Centre for High-Throughput Biology, Department of Biochemistry and Molecular Biology, University of British Columbia, Vancouver, BC, Canada.
J Proteome Res. 2010 Apr 5;9(4):1902-12. doi: 10.1021/pr901063t.
The proteome of any cell or even any subcellular fraction remains too complex for complete analysis by one dimension of liquid chromatography-tandem mass spectrometry (LC-MS/MS). Hence, to achieve greater depth of coverage for a proteome of interest, most groups routinely subfractionate the sample prior to LC-MS/MS so that the material entering LC-MS/MS is less complex than the original sample. Protein and/or peptide fractionation methods that biochemists have used for decades, such as strong cation exchange chromatography (SCX), isoelectric focusing (IEF) and SDS-PAGE, are the most common prefractionation methods used currently. There has, as yet, been no comprehensive, controlled evaluation of the relative merits of the various methods, although some binary comparisons have been made. Here, we compare the most popular methods for fractionating samples at both the protein and peptide level, replicating all analyses to provide estimates of the variability in the analyses and controlling precisely for instrument time dedicated to each analysis, as well as directly measuring the recovery of protein or peptide from each fractionation procedure. For maximal proteome coverage, SDS-PAGE is very clearly the most effective method tested, with more than 90% of the entire data set found. When considering the amount of material recovered after each fractionation procedure, solution-based IEF and SCX performed similarly, with approximately 80% of the input being recovered.

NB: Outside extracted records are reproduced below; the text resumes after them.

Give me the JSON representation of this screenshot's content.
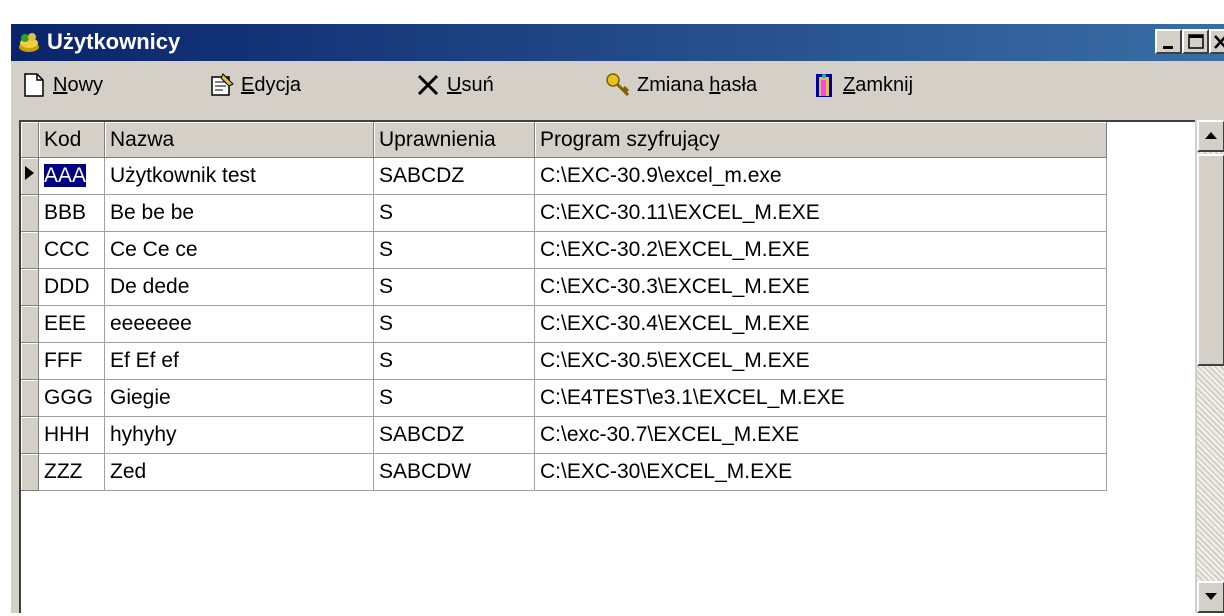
{
  "window": {
    "title": "Użytkownicy"
  },
  "toolbar": {
    "new_label": "Nowy",
    "edit_label": "Edycja",
    "delete_label": "Usuń",
    "password_label_pre": "Zmiana ",
    "password_label_accel": "h",
    "password_label_post": "asła",
    "close_label": "Zamknij",
    "new_accel": "N",
    "new_rest": "owy",
    "edit_accel": "E",
    "edit_rest": "dycja",
    "delete_accel": "U",
    "delete_rest": "suń",
    "close_accel": "Z",
    "close_rest": "amknij"
  },
  "table": {
    "columns": [
      "Kod",
      "Nazwa",
      "Uprawnienia",
      "Program szyfrujący"
    ],
    "rows": [
      [
        "AAA",
        "Użytkownik test",
        "SABCDZ",
        "C:\\EXC-30.9\\excel_m.exe"
      ],
      [
        "BBB",
        "Be be be",
        "S",
        "C:\\EXC-30.11\\EXCEL_M.EXE"
      ],
      [
        "CCC",
        "Ce Ce ce",
        "S",
        "C:\\EXC-30.2\\EXCEL_M.EXE"
      ],
      [
        "DDD",
        "De dede",
        "S",
        "C:\\EXC-30.3\\EXCEL_M.EXE"
      ],
      [
        "EEE",
        "eeeeeee",
        "S",
        "C:\\EXC-30.4\\EXCEL_M.EXE"
      ],
      [
        "FFF",
        "Ef Ef ef",
        "S",
        "C:\\EXC-30.5\\EXCEL_M.EXE"
      ],
      [
        "GGG",
        "Giegie",
        "S",
        "C:\\E4TEST\\e3.1\\EXCEL_M.EXE"
      ],
      [
        "HHH",
        "hyhyhy",
        "SABCDZ",
        "C:\\exc-30.7\\EXCEL_M.EXE"
      ],
      [
        "ZZZ",
        "Zed",
        "SABCDW",
        "C:\\EXC-30\\EXCEL_M.EXE"
      ]
    ],
    "selected_row": 0
  },
  "icons": {
    "app": "users-app-icon",
    "new": "new-document-icon",
    "edit": "edit-document-icon",
    "delete": "delete-x-icon",
    "password": "key-icon",
    "close": "exit-door-icon"
  },
  "colors": {
    "titlebar_start": "#0a246a",
    "titlebar_end": "#3a6ea5",
    "selection": "#000080",
    "face": "#d4d0c8"
  }
}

任何细胞甚至任何亚细胞部分的蛋白质组都太复杂,无法通过一维液相色谱-串联质谱(LC-MS/MS)进行完全分析。因此,为了更深入地覆盖感兴趣的蛋白质组,大多数研究小组通常在 LC-MS/MS 之前对样品进行亚组分,以便进入 LC-MS/MS 的物质比原始样品更简单。几十年来,生物化学家使用的蛋白质和/或肽分级方法,如强阳离子交换色谱(SCX)、等电聚焦(IEF)和 SDS-PAGE,是目前最常用的预分级方法。尽管已经进行了一些二元比较,但迄今为止,还没有对各种方法的相对优点进行全面、对照评估。在这里,我们比较了在蛋白质和肽水平上分离样品的最流行方法,对所有分析进行了复制,以提供对分析中变异性的估计,并精确控制每个分析所花费的仪器时间,以及直接测量从每个分级程序中回收的蛋白质或肽的量。为了获得最大的蛋白质组覆盖范围,SDS-PAGE 显然是经过测试的最有效的方法,超过 90%的整个数据集都是通过这种方法找到的。当考虑到每种分级程序后回收的材料量时,基于溶液的 IEF 和 SCX 的性能相似,约有 80%的输入被回收。